Réduction des coûts et procès antitrust
L’entreprise réduit également ses coûts, ce qui est n’est pas à son habitude. Elle est, de surcroît, confrontée à de nombreuses poursuites judiciaires fédérales, dont un procès antitrust imminent qui devrait débuter en septembre. Le géant du web est accusé de verrouiller le marché du « search ». Le département américain de la Justice (DoJ) accuse Google d’avoir « utilisé des tactiques anticoncurrentielles pour maintenir son monopole », alors que la firme de Mountain View contrôle déjà 90 % du marché de la recherche en ligne aux Etats-Unis.
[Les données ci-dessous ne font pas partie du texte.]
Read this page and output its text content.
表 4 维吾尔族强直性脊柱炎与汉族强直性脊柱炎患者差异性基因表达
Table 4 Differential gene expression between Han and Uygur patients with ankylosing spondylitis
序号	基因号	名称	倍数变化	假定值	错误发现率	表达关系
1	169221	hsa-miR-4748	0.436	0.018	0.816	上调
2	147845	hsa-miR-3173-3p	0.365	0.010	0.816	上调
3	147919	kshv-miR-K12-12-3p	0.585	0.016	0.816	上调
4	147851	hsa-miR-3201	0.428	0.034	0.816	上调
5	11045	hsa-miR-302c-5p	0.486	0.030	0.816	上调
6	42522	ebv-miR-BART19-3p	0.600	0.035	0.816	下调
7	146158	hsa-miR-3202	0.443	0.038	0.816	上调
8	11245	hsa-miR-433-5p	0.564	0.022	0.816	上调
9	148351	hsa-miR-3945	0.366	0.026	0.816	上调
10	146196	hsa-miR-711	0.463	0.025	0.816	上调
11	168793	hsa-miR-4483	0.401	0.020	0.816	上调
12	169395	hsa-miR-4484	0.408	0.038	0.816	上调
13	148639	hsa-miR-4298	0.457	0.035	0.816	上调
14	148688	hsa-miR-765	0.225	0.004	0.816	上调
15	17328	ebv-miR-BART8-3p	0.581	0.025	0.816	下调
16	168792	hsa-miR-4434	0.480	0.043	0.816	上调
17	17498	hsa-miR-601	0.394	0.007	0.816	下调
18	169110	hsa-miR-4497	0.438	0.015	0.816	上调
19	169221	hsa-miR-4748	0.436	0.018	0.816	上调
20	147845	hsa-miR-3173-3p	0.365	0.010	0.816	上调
Récréer la magie des débuts
L’entreprise a également réduit ses dépenses immobilières, allant jusqu’à demander aux employés de son unité “cloud” de partager des bureaux. Elle a également réduit le nombre d’ordinateurs de bureau et de renouvellements d’équipement pour les employés. Elle a commencé à réduire les voyages et les événements à la fin de l’année dernière, note encore CNBC.
Aujourd’hui, l’entreprise semble confrontée à son plus grand défi, qui repose sur les épaules de son PDG, Sundar Pichai et de sa nouvelle équipe : essayer de recréer la magie des premiers jours et de générer des revenus tout en étant soumis à une pression plus forte que jamais, en conclut le média américain.